Алиедора сощурилась. Гниль — не болезнь. Гниль — лекарство. Но лишний раз обсуждать это с Мастерами, пожалуй, не стоит. Значит, глубже Гнили, выше Белого Дракона прячется ещё что-то. Может, и впрямь наподобие человеческой болести.
…Они ещё не раз приходили сюда, практикуя самые сложные, самые опасные заклятья. Вторая смерть сделалась для Алиедоры почти привычной; почти, потому что привыкнуть к этому окончательно не способен никто из ещё живущих.
Так миновала зима. Осторожно постучалась в глухие ворота Некрополиса робкая весна, но её словно и не заметили. Алиедора по-прежнему испытывала тошноту, но уже меньше колол ей глаза солнечный свет. Постепенно она стала выходить на улицы днём, всё ещё щурясь даже под густыми тучами, покрывавшими центр Некрополиса.

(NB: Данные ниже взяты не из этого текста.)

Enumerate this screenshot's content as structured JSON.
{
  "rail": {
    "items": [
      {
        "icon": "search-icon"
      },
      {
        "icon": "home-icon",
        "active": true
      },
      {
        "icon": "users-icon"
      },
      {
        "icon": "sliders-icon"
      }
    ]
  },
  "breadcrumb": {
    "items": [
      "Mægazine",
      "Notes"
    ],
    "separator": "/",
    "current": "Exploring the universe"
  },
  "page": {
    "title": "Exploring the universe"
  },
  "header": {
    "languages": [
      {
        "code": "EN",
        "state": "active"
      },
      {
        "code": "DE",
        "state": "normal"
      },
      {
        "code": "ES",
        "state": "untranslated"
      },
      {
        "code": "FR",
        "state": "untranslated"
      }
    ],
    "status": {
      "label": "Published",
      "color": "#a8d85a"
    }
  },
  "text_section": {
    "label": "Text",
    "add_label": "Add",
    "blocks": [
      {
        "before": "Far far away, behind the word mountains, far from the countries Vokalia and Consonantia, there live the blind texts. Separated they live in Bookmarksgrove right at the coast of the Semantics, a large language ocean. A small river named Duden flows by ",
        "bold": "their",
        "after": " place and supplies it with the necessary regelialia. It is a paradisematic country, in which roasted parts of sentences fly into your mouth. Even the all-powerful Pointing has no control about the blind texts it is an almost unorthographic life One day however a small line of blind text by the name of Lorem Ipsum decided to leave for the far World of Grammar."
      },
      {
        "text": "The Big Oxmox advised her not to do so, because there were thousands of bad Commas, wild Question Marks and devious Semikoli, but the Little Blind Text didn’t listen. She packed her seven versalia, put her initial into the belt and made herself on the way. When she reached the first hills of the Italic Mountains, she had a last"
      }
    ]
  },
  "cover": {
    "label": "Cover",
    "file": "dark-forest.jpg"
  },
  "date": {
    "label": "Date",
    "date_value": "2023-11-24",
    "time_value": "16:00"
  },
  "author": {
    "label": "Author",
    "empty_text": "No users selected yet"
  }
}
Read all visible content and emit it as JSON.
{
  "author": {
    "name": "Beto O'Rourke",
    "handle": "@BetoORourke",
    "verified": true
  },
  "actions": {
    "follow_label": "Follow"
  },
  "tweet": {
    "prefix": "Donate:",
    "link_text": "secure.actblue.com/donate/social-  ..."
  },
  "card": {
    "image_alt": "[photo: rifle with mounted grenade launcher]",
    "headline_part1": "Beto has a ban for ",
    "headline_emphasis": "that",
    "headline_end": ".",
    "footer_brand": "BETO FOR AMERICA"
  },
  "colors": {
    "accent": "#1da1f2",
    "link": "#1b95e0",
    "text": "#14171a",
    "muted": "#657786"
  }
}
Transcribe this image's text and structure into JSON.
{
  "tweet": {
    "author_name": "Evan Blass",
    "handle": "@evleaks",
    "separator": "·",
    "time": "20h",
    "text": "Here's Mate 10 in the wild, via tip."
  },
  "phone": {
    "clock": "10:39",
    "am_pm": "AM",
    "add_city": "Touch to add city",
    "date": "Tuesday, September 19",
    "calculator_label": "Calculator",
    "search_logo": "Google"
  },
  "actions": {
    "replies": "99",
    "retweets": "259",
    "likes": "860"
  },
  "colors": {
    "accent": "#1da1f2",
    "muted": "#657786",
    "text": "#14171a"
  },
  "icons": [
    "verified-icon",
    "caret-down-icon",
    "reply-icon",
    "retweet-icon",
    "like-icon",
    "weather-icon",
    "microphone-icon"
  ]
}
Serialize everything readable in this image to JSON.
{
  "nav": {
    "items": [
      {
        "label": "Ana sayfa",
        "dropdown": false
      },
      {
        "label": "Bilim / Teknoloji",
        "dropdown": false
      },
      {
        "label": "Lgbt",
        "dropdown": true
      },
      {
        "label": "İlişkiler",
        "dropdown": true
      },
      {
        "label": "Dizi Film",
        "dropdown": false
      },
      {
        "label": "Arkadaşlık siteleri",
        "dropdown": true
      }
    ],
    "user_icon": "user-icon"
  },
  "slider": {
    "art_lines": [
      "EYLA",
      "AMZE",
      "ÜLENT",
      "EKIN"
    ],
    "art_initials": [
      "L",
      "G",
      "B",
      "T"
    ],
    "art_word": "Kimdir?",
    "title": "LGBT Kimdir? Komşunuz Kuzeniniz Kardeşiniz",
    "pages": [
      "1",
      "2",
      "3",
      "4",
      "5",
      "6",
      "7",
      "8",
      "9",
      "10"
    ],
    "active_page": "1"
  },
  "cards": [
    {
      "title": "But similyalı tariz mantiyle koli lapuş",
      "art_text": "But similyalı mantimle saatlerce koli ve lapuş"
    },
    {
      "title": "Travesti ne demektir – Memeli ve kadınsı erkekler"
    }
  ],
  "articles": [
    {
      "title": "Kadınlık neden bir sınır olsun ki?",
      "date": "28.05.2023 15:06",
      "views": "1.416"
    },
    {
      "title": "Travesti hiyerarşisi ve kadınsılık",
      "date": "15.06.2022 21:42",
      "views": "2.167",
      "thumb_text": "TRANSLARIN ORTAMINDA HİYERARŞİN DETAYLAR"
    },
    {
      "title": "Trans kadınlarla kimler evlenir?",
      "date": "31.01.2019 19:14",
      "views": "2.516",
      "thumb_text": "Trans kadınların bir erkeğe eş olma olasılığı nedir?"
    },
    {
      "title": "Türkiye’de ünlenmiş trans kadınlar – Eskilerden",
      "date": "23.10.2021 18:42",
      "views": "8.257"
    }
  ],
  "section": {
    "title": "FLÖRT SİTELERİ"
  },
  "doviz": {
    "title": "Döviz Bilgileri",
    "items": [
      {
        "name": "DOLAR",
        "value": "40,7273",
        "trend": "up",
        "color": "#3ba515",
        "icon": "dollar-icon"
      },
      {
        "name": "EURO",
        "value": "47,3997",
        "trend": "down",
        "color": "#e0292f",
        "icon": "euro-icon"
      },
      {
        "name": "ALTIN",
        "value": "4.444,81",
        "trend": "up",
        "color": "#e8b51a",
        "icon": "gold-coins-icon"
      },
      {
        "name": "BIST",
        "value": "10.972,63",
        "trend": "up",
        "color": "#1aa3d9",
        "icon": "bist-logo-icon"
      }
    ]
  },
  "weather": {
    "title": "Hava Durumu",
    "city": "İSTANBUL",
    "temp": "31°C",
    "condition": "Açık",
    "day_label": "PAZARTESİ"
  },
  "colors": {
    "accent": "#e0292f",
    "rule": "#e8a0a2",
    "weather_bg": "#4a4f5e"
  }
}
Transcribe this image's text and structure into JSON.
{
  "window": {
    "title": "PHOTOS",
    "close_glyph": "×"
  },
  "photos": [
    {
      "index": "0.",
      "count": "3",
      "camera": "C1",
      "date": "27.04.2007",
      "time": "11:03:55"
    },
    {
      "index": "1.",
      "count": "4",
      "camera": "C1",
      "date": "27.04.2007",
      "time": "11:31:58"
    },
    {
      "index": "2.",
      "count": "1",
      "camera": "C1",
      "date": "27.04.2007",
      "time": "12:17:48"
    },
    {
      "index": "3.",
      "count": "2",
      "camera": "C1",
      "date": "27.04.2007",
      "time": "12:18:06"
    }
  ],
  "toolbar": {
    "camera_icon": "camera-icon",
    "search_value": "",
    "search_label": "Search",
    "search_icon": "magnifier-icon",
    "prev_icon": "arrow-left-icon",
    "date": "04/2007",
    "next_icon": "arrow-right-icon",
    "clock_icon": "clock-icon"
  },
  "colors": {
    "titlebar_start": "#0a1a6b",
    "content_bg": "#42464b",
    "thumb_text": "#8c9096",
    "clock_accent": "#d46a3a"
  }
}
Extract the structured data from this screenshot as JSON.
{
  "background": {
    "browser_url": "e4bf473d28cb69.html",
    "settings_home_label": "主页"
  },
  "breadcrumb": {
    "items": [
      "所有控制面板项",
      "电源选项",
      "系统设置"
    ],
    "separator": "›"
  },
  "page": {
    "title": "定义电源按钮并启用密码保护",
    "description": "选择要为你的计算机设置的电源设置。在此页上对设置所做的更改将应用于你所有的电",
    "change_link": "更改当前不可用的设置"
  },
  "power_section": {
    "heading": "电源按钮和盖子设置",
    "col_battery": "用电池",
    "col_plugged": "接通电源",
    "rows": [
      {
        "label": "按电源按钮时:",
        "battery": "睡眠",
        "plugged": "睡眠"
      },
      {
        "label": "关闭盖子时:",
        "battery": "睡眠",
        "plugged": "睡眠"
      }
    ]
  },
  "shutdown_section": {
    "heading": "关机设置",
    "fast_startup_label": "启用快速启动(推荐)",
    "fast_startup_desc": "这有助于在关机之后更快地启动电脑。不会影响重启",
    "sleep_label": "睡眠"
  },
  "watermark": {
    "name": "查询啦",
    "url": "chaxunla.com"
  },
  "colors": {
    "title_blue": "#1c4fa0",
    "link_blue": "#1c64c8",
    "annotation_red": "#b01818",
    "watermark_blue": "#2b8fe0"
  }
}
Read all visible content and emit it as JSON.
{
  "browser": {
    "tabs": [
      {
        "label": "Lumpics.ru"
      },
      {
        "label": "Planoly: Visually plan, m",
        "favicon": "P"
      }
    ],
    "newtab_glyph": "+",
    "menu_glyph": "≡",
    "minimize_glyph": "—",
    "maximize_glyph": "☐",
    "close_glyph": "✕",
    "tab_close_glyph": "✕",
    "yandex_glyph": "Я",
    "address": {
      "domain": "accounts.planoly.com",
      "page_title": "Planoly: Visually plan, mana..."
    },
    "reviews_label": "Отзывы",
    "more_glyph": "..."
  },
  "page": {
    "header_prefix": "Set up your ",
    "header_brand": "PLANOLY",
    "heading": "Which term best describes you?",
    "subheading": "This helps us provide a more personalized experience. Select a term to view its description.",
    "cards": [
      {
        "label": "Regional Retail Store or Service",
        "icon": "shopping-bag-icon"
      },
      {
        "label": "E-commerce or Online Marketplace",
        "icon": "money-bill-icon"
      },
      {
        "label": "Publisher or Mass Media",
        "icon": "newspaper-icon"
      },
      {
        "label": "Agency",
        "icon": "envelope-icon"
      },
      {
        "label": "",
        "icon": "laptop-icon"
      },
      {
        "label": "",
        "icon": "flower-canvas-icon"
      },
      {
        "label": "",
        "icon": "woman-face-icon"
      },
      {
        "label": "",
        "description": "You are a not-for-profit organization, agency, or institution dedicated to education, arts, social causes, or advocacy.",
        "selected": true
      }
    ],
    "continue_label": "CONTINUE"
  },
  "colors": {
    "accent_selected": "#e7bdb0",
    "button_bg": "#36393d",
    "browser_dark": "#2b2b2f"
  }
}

…В самом начале лета, когда в Долье и Меодоре молодёжь до утра танцует возле высоких костров, Алиедора в первый раз покинула Гильдию. Стояла тёплая и тихая ночь, вызвездило — но небесные узоры занимали Алиедору лишь как необходимый ориентир.
— Ступай, девочка, — тихо промолвил за плечом Латариус. — Ты знаешь, что делать. Обратно ты вернёшься уже полноправной Гончей.
Алиедора тихо усмехнулась. Она и так уже Гончая, а уж кем её станут считать — полноправной или нет, — ей неважно.
Она та, кто есть. И только она сама решает, кто именно.
* * *Дигвил Деррано не бежал, не шёл, он еле тащился. Из последних сил, упрямо, сжав зубы, одолевал одну холмистую гряду за другой, направляясь на юго-запад. Прямая дорога к дому, на закат, оказалась закрыта. Нет, не кордонами и не заставами — а зимой, холодом и голодом.
Он не переставал удивляться — и собственному спасению, и тому, как оно случилось. Вися на крюке, изо всех сил заставляя себя не опускать голову и «смотреть смерти в глаза», он сто раз попрощался со всем и вся, когда тащившие его цепи вдруг ослабли и прямо в упор взглянула на него та самая «несносная девчонка» Алиедора, с которой, если разобраться, всё и началось.